The whole fleet of wagons were originally painted in bauxite although some were later repainted in a dark grey/black.

Prestwin wagons ceased to be used in the 1980s.

===Traffic flows===
From 1972 Prestwins were used to convey Dried Hydrate of Alumina from Burtisland to Welwyn Garden City.

Sodium tripolyphosphate from Albright and Wilson at Corkickle to Unilever facilities at both Port Sunlight and Warrington, and to Procter & Gamble at West Thurrock.

Lime from Hindlow

Sand from Oakamoor to Port Sunlight

Soda ash from Northwich

Alumina hydrate from Rogerstone to Newport.

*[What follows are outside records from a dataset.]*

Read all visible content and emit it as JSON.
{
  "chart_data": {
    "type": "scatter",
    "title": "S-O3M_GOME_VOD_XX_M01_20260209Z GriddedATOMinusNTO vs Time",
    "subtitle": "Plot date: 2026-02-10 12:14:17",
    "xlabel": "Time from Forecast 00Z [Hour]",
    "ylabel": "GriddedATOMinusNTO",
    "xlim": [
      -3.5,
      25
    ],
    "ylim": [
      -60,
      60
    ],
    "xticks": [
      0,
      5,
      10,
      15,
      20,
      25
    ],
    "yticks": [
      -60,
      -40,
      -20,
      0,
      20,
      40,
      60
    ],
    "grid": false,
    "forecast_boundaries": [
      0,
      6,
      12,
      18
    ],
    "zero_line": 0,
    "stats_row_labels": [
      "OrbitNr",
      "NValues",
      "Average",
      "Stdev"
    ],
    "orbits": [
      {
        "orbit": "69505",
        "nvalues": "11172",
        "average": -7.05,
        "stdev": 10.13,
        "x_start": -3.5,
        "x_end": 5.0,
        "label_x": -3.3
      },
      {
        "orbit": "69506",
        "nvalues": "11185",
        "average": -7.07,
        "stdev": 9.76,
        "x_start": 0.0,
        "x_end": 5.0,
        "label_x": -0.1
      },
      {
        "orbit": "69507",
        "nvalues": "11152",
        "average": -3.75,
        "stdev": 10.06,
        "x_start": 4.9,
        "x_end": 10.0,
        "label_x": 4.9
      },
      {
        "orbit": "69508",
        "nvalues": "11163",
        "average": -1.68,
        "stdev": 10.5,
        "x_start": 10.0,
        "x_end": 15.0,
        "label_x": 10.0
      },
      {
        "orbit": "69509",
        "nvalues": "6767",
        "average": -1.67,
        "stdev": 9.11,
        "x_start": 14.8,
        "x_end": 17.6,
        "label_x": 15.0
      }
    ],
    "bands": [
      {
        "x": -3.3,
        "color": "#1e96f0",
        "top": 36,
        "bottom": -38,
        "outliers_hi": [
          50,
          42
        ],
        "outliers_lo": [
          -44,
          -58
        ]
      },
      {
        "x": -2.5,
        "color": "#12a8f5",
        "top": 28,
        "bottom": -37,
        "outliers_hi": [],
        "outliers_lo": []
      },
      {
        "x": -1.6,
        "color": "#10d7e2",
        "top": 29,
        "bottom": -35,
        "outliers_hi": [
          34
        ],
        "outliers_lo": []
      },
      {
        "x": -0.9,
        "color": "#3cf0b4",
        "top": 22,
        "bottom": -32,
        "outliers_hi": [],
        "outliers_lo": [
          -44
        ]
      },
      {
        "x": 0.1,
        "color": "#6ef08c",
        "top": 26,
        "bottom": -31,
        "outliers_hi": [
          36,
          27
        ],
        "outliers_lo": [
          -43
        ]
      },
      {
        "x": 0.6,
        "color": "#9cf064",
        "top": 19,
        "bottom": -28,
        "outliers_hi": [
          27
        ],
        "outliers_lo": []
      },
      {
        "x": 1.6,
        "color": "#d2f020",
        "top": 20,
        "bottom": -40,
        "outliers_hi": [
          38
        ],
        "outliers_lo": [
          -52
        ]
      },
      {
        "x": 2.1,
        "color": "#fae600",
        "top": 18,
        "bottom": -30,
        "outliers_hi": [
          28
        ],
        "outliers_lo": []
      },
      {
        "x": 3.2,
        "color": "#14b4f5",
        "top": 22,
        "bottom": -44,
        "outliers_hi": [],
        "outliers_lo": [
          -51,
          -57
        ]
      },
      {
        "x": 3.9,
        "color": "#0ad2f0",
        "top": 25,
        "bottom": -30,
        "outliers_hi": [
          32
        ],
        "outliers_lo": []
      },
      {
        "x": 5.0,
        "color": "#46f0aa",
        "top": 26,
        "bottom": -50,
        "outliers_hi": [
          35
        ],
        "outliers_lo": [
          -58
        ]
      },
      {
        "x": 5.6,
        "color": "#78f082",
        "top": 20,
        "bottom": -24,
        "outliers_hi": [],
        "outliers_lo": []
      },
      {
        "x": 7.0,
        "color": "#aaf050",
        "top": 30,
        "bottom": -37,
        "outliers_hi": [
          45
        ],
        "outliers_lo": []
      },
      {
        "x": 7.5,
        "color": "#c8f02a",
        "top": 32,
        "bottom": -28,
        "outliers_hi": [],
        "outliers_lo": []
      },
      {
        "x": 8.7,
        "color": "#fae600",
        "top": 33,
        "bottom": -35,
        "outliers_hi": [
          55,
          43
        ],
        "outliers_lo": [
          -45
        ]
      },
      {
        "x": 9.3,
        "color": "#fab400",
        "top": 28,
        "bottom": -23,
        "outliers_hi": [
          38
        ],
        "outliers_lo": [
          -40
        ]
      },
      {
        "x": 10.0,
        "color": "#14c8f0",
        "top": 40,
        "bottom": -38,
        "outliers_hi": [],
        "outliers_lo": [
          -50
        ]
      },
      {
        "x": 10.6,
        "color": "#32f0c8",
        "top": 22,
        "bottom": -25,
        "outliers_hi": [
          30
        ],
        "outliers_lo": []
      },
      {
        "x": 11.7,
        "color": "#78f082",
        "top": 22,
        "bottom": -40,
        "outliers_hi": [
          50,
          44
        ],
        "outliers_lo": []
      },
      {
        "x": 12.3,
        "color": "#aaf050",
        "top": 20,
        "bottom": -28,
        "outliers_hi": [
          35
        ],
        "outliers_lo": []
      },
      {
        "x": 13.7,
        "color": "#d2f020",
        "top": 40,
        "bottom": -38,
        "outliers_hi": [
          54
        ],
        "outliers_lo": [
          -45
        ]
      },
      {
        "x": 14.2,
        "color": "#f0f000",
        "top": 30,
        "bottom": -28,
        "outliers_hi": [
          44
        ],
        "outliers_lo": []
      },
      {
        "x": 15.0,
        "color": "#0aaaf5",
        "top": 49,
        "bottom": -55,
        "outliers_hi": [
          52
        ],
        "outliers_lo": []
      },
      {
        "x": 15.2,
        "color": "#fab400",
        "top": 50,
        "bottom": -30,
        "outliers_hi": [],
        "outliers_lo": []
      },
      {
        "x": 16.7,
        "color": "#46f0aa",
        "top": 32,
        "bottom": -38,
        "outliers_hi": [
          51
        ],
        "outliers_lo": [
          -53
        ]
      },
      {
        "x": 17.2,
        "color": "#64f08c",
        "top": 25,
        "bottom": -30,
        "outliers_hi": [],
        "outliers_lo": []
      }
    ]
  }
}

Trials were carried out to use the Prestwin design for carrying slag, China clay, Fuller's earth, ground limestone, Ground silica, Salt, Soda ash, Starch, and Slate powder.

===Models===
Between 1978 and 1982 Hornby produced a ready-to-run model of the Prestwin in bauxite. A total of 67000 were made.

Airfix produced a 00 gauge kit of the diagram 1/277 version of the Prestwin, which later passed to Dapol.

Lima produced an HO model in the 1970s which was marketed as a Prestwin. The colours were fictional and the design of the wagon itself, while bearing a general resemblance to the BR Prestwin, had several major differences, most notably the silhouette.

Bachmann planned to release a ready-to-run OO gauge model in 2019, however later announced that the model had been deferred.

Clark Railworks sell a ready-to-run Prestwin in 4mm scale.